The University of Michigan’s Transportation Research Institute’s 2012 “Teen Driver Distraction Study” reports that a quarter of teens respond to a text message once or more every time they drive, and 20 percent of teens and 10 percent of parents admit that they have extended, multi-message text conversations while driving.

“Texting and driving requires motorists to take their eyes off the road, hands off the wheel, and mind off the task of driving. It creates the proverbial ‘perfect storm’ for a crash, and no one has the right to put another person’s life at risk like that,” Lewis said.
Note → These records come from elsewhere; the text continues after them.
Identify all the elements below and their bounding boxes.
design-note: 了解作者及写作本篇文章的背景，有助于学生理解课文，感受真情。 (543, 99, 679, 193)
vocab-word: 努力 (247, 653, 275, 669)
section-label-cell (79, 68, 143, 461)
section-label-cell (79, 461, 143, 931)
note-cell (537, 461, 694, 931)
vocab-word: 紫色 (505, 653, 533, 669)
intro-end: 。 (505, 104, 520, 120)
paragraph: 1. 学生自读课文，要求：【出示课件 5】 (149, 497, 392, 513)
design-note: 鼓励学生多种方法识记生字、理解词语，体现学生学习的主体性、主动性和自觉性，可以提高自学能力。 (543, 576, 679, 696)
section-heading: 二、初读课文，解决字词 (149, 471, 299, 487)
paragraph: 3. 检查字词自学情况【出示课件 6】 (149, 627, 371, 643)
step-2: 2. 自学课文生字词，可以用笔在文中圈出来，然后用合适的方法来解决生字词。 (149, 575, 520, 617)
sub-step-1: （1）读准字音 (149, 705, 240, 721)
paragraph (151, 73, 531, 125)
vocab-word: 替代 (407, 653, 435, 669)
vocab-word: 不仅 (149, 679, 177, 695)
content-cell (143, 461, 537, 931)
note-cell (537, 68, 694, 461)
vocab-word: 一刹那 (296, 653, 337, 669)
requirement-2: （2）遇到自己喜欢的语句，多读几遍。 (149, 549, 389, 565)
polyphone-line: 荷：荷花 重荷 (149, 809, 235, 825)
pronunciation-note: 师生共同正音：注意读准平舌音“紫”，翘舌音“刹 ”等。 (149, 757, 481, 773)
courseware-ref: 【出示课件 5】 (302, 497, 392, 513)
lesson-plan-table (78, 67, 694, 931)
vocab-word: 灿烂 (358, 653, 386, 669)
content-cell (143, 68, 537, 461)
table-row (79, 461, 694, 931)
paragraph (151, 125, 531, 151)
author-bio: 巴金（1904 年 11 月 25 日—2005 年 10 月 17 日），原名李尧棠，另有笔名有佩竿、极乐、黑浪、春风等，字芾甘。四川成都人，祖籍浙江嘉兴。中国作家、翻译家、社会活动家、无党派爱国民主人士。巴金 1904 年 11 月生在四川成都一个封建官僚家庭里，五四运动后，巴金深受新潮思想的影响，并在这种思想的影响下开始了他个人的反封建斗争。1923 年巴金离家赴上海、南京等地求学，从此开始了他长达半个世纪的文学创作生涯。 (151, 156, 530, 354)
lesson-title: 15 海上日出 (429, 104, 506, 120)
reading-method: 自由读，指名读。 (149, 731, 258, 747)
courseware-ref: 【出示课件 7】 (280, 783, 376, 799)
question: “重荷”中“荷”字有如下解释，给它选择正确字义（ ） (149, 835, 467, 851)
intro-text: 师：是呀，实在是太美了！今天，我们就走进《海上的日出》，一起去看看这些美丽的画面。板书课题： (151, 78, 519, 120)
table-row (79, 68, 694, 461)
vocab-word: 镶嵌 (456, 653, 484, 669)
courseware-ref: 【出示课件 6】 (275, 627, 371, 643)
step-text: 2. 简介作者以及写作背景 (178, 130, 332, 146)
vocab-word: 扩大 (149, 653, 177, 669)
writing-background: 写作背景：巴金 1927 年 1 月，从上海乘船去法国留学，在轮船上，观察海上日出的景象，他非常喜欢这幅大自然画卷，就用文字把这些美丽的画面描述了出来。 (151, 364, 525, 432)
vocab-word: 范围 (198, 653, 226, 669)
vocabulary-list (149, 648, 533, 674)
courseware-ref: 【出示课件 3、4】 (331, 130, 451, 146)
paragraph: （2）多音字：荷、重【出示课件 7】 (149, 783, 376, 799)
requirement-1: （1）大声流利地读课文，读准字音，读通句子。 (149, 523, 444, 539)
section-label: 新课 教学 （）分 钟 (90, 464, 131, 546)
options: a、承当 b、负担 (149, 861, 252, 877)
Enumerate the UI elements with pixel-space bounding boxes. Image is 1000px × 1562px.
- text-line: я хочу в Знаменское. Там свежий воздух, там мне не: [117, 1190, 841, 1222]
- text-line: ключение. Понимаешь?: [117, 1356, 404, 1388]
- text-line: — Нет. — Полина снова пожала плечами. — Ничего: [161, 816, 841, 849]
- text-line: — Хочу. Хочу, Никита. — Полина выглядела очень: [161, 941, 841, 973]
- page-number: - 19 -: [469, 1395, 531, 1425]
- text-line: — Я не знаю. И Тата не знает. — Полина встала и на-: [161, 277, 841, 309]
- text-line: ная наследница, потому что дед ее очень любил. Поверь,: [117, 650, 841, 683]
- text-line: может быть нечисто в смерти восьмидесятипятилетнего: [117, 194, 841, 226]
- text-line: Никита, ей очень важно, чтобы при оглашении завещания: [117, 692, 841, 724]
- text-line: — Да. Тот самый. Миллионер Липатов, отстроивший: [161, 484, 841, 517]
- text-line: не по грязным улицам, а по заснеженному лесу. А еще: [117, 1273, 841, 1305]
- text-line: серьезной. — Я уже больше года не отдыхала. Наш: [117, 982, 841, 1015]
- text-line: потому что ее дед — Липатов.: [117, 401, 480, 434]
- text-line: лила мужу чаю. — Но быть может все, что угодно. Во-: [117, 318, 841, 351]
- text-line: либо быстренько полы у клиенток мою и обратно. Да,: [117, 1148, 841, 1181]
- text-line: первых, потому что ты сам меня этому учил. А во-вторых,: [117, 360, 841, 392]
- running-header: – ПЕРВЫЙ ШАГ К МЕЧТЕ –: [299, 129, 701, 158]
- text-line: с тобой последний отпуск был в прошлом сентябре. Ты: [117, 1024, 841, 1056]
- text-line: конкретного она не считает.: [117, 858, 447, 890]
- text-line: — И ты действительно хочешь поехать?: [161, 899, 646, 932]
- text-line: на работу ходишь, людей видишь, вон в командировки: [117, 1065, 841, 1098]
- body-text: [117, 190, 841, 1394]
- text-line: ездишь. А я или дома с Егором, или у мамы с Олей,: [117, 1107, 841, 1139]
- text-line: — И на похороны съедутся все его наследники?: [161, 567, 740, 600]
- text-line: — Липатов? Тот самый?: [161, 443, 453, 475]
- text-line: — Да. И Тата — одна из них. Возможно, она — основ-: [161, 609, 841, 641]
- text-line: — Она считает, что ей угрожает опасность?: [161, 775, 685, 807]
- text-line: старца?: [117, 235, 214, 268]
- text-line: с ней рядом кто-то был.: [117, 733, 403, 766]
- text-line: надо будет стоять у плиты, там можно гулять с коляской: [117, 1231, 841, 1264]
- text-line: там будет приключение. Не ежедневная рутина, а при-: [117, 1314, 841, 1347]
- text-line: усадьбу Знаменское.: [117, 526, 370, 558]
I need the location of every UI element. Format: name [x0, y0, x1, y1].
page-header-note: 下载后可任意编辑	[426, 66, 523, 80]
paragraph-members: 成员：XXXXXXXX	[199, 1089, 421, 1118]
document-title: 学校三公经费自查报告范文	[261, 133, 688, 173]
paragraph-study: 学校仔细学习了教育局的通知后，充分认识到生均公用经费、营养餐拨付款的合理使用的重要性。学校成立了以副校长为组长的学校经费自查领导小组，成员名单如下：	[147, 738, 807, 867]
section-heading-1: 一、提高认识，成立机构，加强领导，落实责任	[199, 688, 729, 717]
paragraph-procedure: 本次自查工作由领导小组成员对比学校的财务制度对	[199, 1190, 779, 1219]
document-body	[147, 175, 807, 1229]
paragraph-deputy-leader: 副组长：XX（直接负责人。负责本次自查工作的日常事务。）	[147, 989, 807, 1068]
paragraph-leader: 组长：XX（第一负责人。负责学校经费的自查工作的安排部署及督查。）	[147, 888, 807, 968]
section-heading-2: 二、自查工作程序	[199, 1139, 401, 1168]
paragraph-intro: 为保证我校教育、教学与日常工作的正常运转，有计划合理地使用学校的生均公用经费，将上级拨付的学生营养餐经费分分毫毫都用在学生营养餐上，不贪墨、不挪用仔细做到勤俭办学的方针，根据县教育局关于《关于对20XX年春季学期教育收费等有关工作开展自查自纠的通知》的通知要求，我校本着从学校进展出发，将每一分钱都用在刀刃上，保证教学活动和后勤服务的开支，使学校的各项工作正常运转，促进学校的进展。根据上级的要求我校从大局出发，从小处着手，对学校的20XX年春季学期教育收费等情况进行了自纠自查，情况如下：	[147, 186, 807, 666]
The successes of the Click It or Ticket and Drive Sober or Get Pulled Over campaigns have proven that the combination of tough laws, targeted advertising, and high-visibility enforcement can change people’s risky traffic safety behaviors. This strategy was implemented as part of the Phone in One Hand. Ticket in the Other distraction demonstration effort in Hartford, Connecticut, and Syracuse, New York, in 2010 and 2011, and then to Delaware and Sacramento County in 2012 and 2013. In both projects, texting (and cell phone use) declined dramatically. Based on these encouraging results, the U.S. Department of Transportation developed the U Drive. U Text. U Pay national campaign.

“It’s not that complicated: if you text and drive, we will see you, pull you over, and fine you. We’re serious about enforcing texting laws,” said Lewis.